Chapter 16
In that moment, Lyra made a decision that would haunt her for years to come. With a look of anguish, she pressed a hand to Fenris’s chest and whispered an incantation. A pulse of magical energy sent him stumbling backwards onto the narrow ledge.
“I’m sorry,” she said, tears welling in her eyes. “Find me when it’s safe. I’ll send you a sign.”
Before Fenris could respond, Lyra turned to face Morena. She raised the orb high, its pulsing energy casting strange patterns across the stone walls. “You want this so badly?” she challenged, her voice ringing with defiance. “Then come and get it!”
With that, she sprinted back the way they had come, drawing Morena and her coven away from Fenris. She could hear him calling her name, his voice filled with desperation and rage, but she forced herself not to look back.
Lyra ran through the twisting corridors of the temple, her heart pounding in her ears. She could feel Morena’s dark magic nipping at her heels, knew that she couldn’t outrun her pursuers forever. But she had one last trick up her sleeve – a desperate gambit that might just save them all.
As she burst into the chamber where they had first encountered the puzzle box, Lyra skidded to a halt. She turned to face her pursuers, the orb held high above her head. Morena and her coven members filed into the room, their faces twisted with triumph and greed.
“Nowhere left to run, little Lyra,” Morena taunted, stalking forward with her hands outstretched. “Now, be a good girl and hand over the orb.”
Lyra’s mind raced, piecing together fragments of magical theory and half-remembered legends. The orb pulsed in her grasp, as if sensing the weight of the moment. She took a deep breath, steeling herself for what she was about to do.
“You’re right about one thing, Morena,” she said, her voice steady despite her fear. “I don’t fully understand the power of this artifact. But I do know this – it’s not meant for any one person or coven to control.”
Before anyone could react, Lyra brought the orb down hard on the pedestal where the puzzle box had rested. There was a moment of breathless silence, and then the world exploded into chaos.
A blinding light erupted from the shattered orb, filling the chamber with raw, uncontrolled magic. Lyra felt herself being lifted off her feet, buffeted by winds that howled with the voices of a thousand storms. Through the maelstrom, she caught glimpses of Morena and her coven members, their faces contorted in terror as they were swept up in the magical tempest.
As quickly as it had begun, the chaos subsided. Lyra found herself lying on the cold stone floor, her entire body aching from the magical backlash. She pushed herself up on shaking arms, blinking spots from her vision.
The chamber was in ruins, great cracks spider-webbing across the walls and ceiling. Of Morena and her coven, there was no sign – only scorch marks on the floor where they had stood. And there, in the center of it all, lay the remains of the orb.

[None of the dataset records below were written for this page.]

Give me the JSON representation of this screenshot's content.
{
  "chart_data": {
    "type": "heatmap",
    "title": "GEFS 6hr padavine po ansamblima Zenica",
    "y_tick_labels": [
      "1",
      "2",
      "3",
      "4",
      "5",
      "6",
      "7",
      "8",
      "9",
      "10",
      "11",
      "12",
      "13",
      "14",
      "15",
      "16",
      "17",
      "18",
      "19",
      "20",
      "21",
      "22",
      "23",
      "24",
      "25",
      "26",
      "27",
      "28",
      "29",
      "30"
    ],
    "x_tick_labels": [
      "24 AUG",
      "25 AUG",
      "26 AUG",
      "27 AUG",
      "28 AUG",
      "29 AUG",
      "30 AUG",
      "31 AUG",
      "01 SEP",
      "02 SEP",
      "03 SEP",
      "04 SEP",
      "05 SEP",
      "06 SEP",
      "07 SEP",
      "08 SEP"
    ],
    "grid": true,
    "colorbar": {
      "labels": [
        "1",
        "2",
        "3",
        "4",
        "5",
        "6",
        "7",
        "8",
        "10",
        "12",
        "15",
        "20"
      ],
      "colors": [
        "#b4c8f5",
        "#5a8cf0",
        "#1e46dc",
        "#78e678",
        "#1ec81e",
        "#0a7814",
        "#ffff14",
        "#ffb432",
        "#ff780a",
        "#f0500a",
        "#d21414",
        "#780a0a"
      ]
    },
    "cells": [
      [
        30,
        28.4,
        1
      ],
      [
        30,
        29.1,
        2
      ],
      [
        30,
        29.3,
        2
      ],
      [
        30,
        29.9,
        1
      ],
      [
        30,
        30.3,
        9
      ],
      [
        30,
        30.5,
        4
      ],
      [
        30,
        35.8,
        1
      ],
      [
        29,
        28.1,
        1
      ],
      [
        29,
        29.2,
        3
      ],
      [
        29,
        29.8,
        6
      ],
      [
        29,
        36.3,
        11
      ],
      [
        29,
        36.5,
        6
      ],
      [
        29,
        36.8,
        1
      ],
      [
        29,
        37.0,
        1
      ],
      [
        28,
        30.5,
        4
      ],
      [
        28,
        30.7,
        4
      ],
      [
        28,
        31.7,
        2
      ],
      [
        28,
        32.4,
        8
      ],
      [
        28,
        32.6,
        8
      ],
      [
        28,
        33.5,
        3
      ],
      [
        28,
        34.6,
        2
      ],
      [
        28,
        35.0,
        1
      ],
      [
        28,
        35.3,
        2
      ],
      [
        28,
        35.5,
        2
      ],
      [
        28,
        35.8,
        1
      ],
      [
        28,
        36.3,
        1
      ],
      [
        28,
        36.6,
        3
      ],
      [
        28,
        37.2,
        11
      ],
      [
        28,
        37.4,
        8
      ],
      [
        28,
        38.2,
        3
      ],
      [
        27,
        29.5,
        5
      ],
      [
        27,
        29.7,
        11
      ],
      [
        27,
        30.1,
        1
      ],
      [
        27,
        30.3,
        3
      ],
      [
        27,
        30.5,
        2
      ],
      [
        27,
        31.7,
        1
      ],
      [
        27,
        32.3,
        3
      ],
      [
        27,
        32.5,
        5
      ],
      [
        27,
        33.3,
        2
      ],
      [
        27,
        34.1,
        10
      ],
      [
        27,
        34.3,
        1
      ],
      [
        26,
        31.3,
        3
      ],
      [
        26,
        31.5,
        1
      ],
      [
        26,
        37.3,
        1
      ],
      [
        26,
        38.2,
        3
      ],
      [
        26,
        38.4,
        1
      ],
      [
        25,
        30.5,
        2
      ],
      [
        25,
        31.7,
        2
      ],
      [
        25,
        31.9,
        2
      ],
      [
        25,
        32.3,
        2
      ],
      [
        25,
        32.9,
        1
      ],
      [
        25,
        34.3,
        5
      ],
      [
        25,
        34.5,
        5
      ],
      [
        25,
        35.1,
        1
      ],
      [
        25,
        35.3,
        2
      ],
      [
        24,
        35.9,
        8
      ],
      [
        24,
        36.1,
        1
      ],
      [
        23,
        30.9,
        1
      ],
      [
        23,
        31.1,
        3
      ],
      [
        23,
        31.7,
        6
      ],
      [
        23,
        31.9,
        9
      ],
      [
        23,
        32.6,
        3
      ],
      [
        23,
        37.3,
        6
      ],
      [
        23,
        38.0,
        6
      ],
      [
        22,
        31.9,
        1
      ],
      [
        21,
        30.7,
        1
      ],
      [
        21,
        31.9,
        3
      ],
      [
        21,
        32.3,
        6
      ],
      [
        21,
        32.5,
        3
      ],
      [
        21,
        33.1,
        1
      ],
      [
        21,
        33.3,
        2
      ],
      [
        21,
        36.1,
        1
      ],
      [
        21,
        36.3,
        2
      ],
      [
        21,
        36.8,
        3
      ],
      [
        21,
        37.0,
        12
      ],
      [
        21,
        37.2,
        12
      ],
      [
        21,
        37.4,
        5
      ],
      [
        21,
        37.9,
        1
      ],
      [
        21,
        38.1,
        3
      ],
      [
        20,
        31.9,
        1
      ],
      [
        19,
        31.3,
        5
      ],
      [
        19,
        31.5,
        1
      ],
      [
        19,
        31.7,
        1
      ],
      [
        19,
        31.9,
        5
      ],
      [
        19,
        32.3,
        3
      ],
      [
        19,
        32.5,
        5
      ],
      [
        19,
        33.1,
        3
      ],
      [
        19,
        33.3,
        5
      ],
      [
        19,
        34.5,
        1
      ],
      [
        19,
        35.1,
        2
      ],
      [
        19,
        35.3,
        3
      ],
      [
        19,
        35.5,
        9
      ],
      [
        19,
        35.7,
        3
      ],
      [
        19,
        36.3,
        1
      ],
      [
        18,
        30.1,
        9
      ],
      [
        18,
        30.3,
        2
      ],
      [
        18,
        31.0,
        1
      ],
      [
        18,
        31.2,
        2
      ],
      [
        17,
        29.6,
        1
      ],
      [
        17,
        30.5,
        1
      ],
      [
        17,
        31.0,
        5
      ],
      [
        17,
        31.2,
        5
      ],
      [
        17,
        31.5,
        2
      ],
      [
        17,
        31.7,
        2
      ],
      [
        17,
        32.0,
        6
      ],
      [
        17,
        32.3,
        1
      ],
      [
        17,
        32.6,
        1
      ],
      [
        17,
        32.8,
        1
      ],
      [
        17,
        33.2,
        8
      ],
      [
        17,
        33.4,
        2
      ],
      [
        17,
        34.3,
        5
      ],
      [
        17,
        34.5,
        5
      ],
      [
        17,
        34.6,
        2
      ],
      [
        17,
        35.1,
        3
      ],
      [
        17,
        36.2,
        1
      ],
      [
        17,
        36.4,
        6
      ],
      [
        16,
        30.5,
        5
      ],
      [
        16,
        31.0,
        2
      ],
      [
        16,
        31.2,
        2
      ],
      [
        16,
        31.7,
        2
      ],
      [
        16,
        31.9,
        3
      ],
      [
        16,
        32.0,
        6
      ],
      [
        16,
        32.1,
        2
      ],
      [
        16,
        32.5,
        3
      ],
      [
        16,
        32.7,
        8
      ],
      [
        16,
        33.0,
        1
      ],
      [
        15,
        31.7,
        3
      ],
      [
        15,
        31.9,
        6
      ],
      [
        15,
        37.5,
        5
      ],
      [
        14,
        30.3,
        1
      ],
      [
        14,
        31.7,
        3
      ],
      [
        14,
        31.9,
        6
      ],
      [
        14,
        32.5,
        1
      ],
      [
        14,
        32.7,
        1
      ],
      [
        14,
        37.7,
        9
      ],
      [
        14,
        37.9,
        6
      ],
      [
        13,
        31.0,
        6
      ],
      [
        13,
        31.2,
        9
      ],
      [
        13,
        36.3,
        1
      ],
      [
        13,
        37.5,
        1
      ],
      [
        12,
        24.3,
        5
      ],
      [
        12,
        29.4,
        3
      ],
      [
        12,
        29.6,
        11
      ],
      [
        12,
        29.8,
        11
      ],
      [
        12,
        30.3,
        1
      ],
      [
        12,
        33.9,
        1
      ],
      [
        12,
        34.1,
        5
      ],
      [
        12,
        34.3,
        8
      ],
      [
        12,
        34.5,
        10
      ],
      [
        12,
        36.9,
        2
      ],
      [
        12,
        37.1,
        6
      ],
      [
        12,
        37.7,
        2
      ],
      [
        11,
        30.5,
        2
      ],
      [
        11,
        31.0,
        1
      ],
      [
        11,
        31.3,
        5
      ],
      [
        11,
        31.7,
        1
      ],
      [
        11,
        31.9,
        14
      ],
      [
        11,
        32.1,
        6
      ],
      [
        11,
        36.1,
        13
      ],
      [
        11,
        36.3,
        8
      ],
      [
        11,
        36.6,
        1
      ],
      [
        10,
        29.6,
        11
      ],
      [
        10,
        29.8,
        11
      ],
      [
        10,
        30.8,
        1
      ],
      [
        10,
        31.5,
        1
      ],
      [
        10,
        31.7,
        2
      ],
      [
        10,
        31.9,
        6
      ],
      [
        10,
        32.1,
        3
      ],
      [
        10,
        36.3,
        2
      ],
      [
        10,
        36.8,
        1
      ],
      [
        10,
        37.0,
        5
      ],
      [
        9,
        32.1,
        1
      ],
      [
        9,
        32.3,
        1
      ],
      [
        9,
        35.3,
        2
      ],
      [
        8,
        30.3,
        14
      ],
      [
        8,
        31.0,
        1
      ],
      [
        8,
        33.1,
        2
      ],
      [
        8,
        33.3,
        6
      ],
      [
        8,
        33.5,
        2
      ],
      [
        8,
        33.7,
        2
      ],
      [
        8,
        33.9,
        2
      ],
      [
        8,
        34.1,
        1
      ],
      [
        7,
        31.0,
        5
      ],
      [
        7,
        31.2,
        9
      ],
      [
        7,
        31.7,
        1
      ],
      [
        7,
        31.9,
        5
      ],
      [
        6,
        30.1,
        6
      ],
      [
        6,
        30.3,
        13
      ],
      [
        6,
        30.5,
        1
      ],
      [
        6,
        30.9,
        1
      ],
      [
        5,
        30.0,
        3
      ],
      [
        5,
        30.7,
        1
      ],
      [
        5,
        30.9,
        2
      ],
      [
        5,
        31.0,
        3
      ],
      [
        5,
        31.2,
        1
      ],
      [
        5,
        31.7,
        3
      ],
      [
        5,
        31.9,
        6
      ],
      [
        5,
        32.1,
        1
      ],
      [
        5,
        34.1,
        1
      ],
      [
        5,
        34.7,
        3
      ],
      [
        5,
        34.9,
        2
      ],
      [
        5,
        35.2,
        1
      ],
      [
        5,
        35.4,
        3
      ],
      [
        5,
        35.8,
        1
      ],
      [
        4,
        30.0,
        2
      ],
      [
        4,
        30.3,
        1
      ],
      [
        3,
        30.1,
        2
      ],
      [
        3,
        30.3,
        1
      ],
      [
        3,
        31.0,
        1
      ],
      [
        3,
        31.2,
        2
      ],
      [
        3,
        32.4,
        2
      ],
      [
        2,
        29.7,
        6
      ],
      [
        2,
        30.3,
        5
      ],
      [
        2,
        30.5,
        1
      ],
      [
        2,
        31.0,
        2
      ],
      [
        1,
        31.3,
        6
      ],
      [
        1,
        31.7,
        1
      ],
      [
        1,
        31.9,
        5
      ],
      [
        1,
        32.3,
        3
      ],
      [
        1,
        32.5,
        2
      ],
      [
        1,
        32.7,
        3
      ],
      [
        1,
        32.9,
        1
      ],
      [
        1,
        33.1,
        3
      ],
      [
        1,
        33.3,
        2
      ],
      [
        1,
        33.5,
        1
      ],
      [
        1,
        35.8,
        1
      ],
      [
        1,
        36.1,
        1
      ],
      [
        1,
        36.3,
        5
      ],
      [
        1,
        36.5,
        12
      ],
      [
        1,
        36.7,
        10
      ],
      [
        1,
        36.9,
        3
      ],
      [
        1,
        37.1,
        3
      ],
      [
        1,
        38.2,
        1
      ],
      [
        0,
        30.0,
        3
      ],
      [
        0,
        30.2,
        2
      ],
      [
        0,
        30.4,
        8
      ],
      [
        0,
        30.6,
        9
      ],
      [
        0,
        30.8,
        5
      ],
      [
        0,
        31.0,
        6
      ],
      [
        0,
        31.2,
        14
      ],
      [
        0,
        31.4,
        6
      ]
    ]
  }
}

Lyra crawled towards it, her limbs leaden with exhaustion. As she neared the pedestal, she saw that the orb hadn’t been entirely destroyed. A single shard remained, no larger than her thumb, pulsing with a faint inner light.
With trembling fingers, she picked up the shard. Immediately, she felt a connection not the overwhelming power of before, but something subtler, more controlled. Images flashed through her mind: a moonlit glade, a silver chalice, the face of a goddess long forgotten.
“The Moonstone,” she breathed, realization dawning. “It was inside the orb all along.”
A distant rumble shook the temple, reminding Lyra of the precarious situation she was in. She tucked the shard safely into a pouch at her belt and struggled to her feet. Her thoughts turned to Fenris, hoping against hope that he had found a way to safety.
As she made her way out of the chamber on unsteady legs, Lyra’s mind whirled with the implications of what had just occurred. They had obtained a piece of the Moonstone, yes, but at what cost? Morena and her coven were gone – dead or simply banished, she couldn’t be sure. And Fenris…
Guilt and worry gnawed at her as she navigated the crumbling corridors. She had sent him away to protect him, but in doing so, she might have lost the one person she had come to trust implicitly on this journey.
The temple shuddered again, more violently this time. Lyra quickened her pace, knowing she had to find a way out before the entire structure came down around her. As she rounded a corner, she saw a faint glimmer of daylight ahead – the same ledge where she had last seen Fenris.
Heart in her throat, Lyra stepped out onto the narrow path. The wind whipped at her hair and clothes, threatening to send her tumbling into the misty abyss below. She inched her way along the ledge, one hand pressed against the temple wall for support.
“Fenris!” she called out, her voice nearly lost in the howling wind. “Fenris, where are you?”
There was no response save for the lonely cry of a distant bird.